A painting by Cedric Morris (1889- 1982) may have been the top lot of Sworders’ Modern British and 20th century art auction in Stansted Mountfitchet, but it was a work by a pupil of his that took a surprise 10-times estimate price at the October 22 sale.
An oil on board portrait by David Carr (1915-68), estimated at £200- 300, made a much more substantial £3300.
Although born into the Carlisle biscuit-making family of the same name, Carr has a strong link to East Anglia. Both he and his future wife Barbara Gilligan were members of The East Anglian School of Painting (founder Morris painted them together in a portrait that is now in the Tate Gallery collection) and the couple later moved to Starston Hall in Harleston, Norfolk.
Little regarded in his lifetime, Carr was the subject of exhibitions in 1969 at the Bertha Shaeffer Gallery in New York, in 1987 at the Mayor Gallery (when the monograph David Carr, the Discovery of an Artist was published) and in 1997 when his work was shown alongside that of friend Prunela Clough at Austin Desmond Fine Art.
On stylistic grounds this oil on board of a woman with a lily, 21 x 13in (54 x 32cm), signed bottom left, probably dates from c.1950.
Only a handful of Carr pictures have made more. A wartime scene titled Over Queen Victoria Street, London, 1941 sold for £3400 at Chiswick Auctions in 2018.
The East Anglian School of Painting and Drawing was founded by Morris in 1937 in Suffolk.
Morris is now as well-known today for horticulture as he is for his paintings, having bred more than 90 named varieties of irises in his Suffolk garden.
The self-taught Welsh artist’s flower paintings have been gaining in popularity, and price, in recent years. Foxgloves, a 1932 oil of English garden flowers, was hammered down at £160,000 (plus 25% buyer’s premium) at the Sworders sale.
Dealer Philip Mould bought the picture for his stock.
He said: “I thought this was particularly beautiful and painted in the 1930s when he was peaking.”
Mould was also the successful bidder on two later Morris works. A 2 x 3ft (61 x 91cm) oil on canvas, View of Turkish village near Izmir (1971), sold at £10,000 against an estimate of £10,000-15,000. It was previously in Mould’s Cedric Morris: Beyond the Garden Wall exhibition last year. A 2ft 6in x 2ft (76 x 61cm) oil on canvas, A Still Life with Vases, Flowers and a Dish of Painted Eggs (1970), made £18,000 (estimate: £20,000-30,000). The still-life is inscribed on the back Reserved for Tony Venison £500.
Both paintings were consigned to sale from Hill House in Sudbury, the home of Venison who for many years was the gardens editor of Country Life and a frequent visitor to Benton End.
Guy Schooling, chairman at Sworders, said: “Tony Venison is perhaps one of the last direct connections with Morris.”
Venison bought pictures directly from the many artists he knew at Benton End, as he did with another local group of artists: the Great Bardfield group.
A connection to Morris was evident from two later works offered at the Sworders sale.

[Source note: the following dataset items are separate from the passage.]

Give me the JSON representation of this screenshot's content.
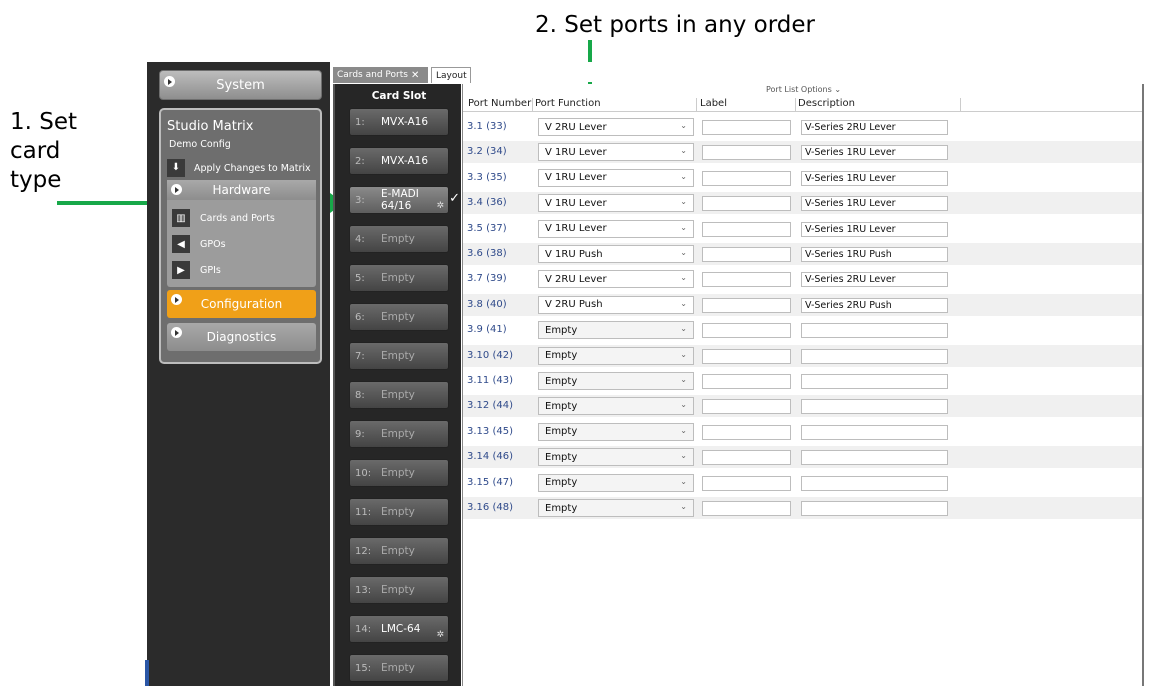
{
  "annotations": {
    "step1": [
      "1. Set",
      "card",
      "type"
    ],
    "step2": "2. Set ports in any order"
  },
  "colors": {
    "accent_orange": "#f0a018",
    "arrow_green": "#17a849",
    "port_number_blue": "#2f4a8a"
  },
  "nav": {
    "system_label": "System",
    "panel_title": "Studio Matrix",
    "panel_subtitle": "Demo Config",
    "apply_label": "Apply Changes to Matrix",
    "hardware_label": "Hardware",
    "hardware_items": [
      {
        "label": "Cards and Ports",
        "icon": "cards-ports-icon"
      },
      {
        "label": "GPOs",
        "icon": "gpo-icon"
      },
      {
        "label": "GPIs",
        "icon": "gpi-icon"
      }
    ],
    "configuration_label": "Configuration",
    "diagnostics_label": "Diagnostics"
  },
  "tabs": [
    {
      "label": "Cards and Ports",
      "active": true
    },
    {
      "label": "Layout",
      "active": false
    }
  ],
  "slots": {
    "header": "Card Slot",
    "items": [
      {
        "num": "1:",
        "name": "MVX-A16"
      },
      {
        "num": "2:",
        "name": "MVX-A16"
      },
      {
        "num": "3:",
        "name": "E-MADI",
        "name2": "64/16"
      },
      {
        "num": "4:",
        "name": "Empty"
      },
      {
        "num": "5:",
        "name": "Empty"
      },
      {
        "num": "6:",
        "name": "Empty"
      },
      {
        "num": "7:",
        "name": "Empty"
      },
      {
        "num": "8:",
        "name": "Empty"
      },
      {
        "num": "9:",
        "name": "Empty"
      },
      {
        "num": "10:",
        "name": "Empty"
      },
      {
        "num": "11:",
        "name": "Empty"
      },
      {
        "num": "12:",
        "name": "Empty"
      },
      {
        "num": "13:",
        "name": "Empty"
      },
      {
        "num": "14:",
        "name": "LMC-64"
      },
      {
        "num": "15:",
        "name": "Empty"
      }
    ]
  },
  "port_list": {
    "options_label": "Port List Options ⌄",
    "columns": {
      "number": "Port Number",
      "function": "Port Function",
      "label": "Label",
      "description": "Description"
    },
    "rows": [
      {
        "number": "3.1 (33)",
        "function": "V 2RU Lever",
        "label": "",
        "description": "V-Series 2RU Lever"
      },
      {
        "number": "3.2 (34)",
        "function": "V 1RU Lever",
        "label": "",
        "description": "V-Series 1RU Lever"
      },
      {
        "number": "3.3 (35)",
        "function": "V 1RU Lever",
        "label": "",
        "description": "V-Series 1RU Lever"
      },
      {
        "number": "3.4 (36)",
        "function": "V 1RU Lever",
        "label": "",
        "description": "V-Series 1RU Lever"
      },
      {
        "number": "3.5 (37)",
        "function": "V 1RU Lever",
        "label": "",
        "description": "V-Series 1RU Lever"
      },
      {
        "number": "3.6 (38)",
        "function": "V 1RU Push",
        "label": "",
        "description": "V-Series 1RU Push"
      },
      {
        "number": "3.7 (39)",
        "function": "V 2RU Lever",
        "label": "",
        "description": "V-Series 2RU Lever"
      },
      {
        "number": "3.8 (40)",
        "function": "V 2RU Push",
        "label": "",
        "description": "V-Series 2RU Push"
      },
      {
        "number": "3.9 (41)",
        "function": "Empty",
        "label": "",
        "description": ""
      },
      {
        "number": "3.10 (42)",
        "function": "Empty",
        "label": "",
        "description": ""
      },
      {
        "number": "3.11 (43)",
        "function": "Empty",
        "label": "",
        "description": ""
      },
      {
        "number": "3.12 (44)",
        "function": "Empty",
        "label": "",
        "description": ""
      },
      {
        "number": "3.13 (45)",
        "function": "Empty",
        "label": "",
        "description": ""
      },
      {
        "number": "3.14 (46)",
        "function": "Empty",
        "label": "",
        "description": ""
      },
      {
        "number": "3.15 (47)",
        "function": "Empty",
        "label": "",
        "description": ""
      },
      {
        "number": "3.16 (48)",
        "function": "Empty",
        "label": "",
        "description": ""
      }
    ]
  }
}
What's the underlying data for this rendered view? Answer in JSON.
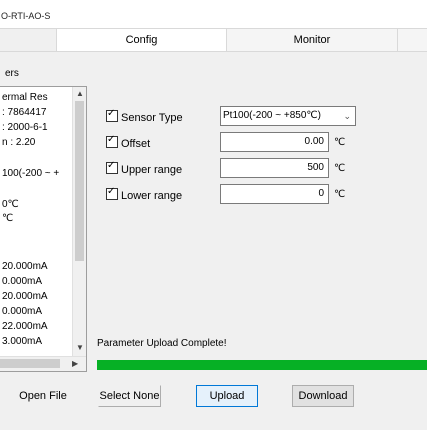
{
  "window": {
    "title": "O-RTI-AO-S"
  },
  "tabs": [
    {
      "label": ""
    },
    {
      "label": "Config"
    },
    {
      "label": "Monitor"
    },
    {
      "label": ""
    }
  ],
  "params_group": {
    "label": "ers"
  },
  "info_list": {
    "items": [
      "ermal Res",
      ": 7864417",
      ": 2000-6-1",
      "n : 2.20",
      "100(-200 ~ +",
      "0℃",
      "℃",
      "20.000mA",
      "0.000mA",
      "20.000mA",
      "0.000mA",
      "22.000mA",
      "3.000mA"
    ]
  },
  "form": {
    "sensor_type": {
      "label": "Sensor Type",
      "checked": true,
      "value": "Pt100(-200 ~ +850℃)"
    },
    "offset": {
      "label": "Offset",
      "checked": true,
      "value": "0.00",
      "unit": "℃"
    },
    "upper_range": {
      "label": "Upper range",
      "checked": true,
      "value": "500",
      "unit": "℃"
    },
    "lower_range": {
      "label": "Lower range",
      "checked": true,
      "value": "0",
      "unit": "℃"
    }
  },
  "status": {
    "text": "Parameter Upload Complete!",
    "progress_percent": 100,
    "progress_color": "#06b025"
  },
  "buttons": {
    "open_file": "Open File",
    "select_none": "Select None",
    "upload": "Upload",
    "download": "Download"
  }
}
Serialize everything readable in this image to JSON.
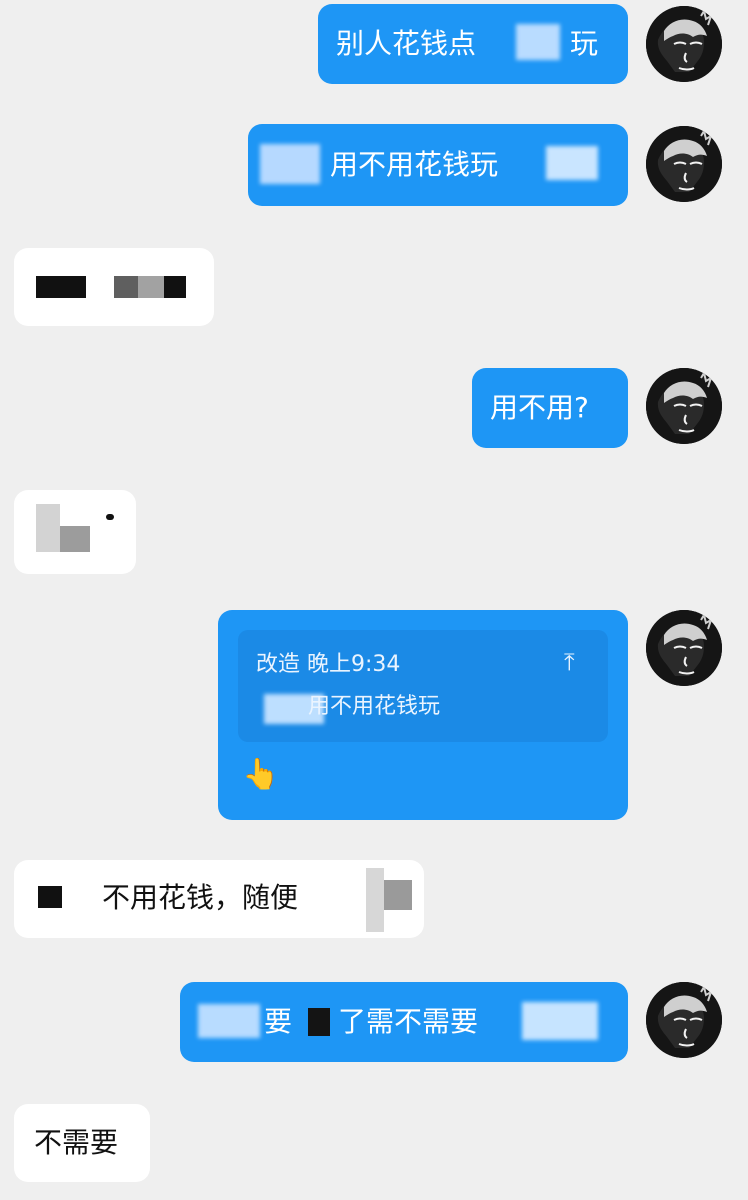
{
  "messages": [
    {
      "id": "m1",
      "side": "out",
      "text_left": "别人花钱点",
      "text_right": "玩"
    },
    {
      "id": "m2",
      "side": "out",
      "text": "用不用花钱玩"
    },
    {
      "id": "m3",
      "side": "in"
    },
    {
      "id": "m4",
      "side": "out",
      "text": "用不用?"
    },
    {
      "id": "m5",
      "side": "in"
    },
    {
      "id": "m6",
      "side": "out",
      "quote": {
        "meta": "改造 晚上9:34",
        "text": "用不用花钱玩",
        "arrow": "⤒"
      },
      "emoji": "👆"
    },
    {
      "id": "m7",
      "side": "in",
      "text": "不用花钱，随便"
    },
    {
      "id": "m8",
      "side": "out",
      "text_a": "要",
      "text_b": "了需不需要"
    },
    {
      "id": "m9",
      "side": "in",
      "text": "不需要"
    }
  ],
  "colors": {
    "background": "#efefef",
    "bubble_out": "#1e96f5",
    "bubble_in": "#ffffff",
    "quote_card": "#1b8ae6"
  },
  "icons": {
    "avatar": "avatar-icon",
    "quote_arrow": "jump-to-message-icon",
    "emoji": "pointing-up-emoji"
  }
}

Maggi Hambling (b.1945) was a pupil at Benton End in the 1960s. Purchased directly from her, a small oil on board titled Portrait of the Sea and dated 06, just 5.5 x 22cm, sold at £5400 against a £400-600 estimate.
A picture by Great Bardfield artist John Aldridge (1905-83), Harvest Field August 1939, came with quite a story. Purchased by EG Jaklin Esq at an exhibition held at the Leicester Galleries in 1940, it was later damaged by shrapnel in an air raid. The owner returned the picture to the artist who had been happy to restore it. Estimated at £1500-2500, it took £3700.
Beyond East Anglia
Away from works with an East Anglia connection, an unexpected result came in the shape of £3600 bid for a carved hardwood figure of a woman by Alan Lydiat Durst (1883-1970) – a London Group artist and teacher at the Royal College of Art.
The price is among the highest prices for the artist since two earlier carvings sold in London for £13,000 each: Bull (Sotheby’s 2007) and Marriage, 1927 (Christie’s 2002).
From a West Country collection, two monumental carved stone sculptures by Emily Young (b.1951) were offered. Her commercial star has risen sharply in recent years – a new artist record was set in London earlier this year – but these were quite different from her signature style.
Contemplative Figure with Egg and Bowl and The Formality of Couples were both fresh to the market, the former purchased through The Fine Art Society, the latter directly from the artist. They sold at £33,000 and £31,000 respectively.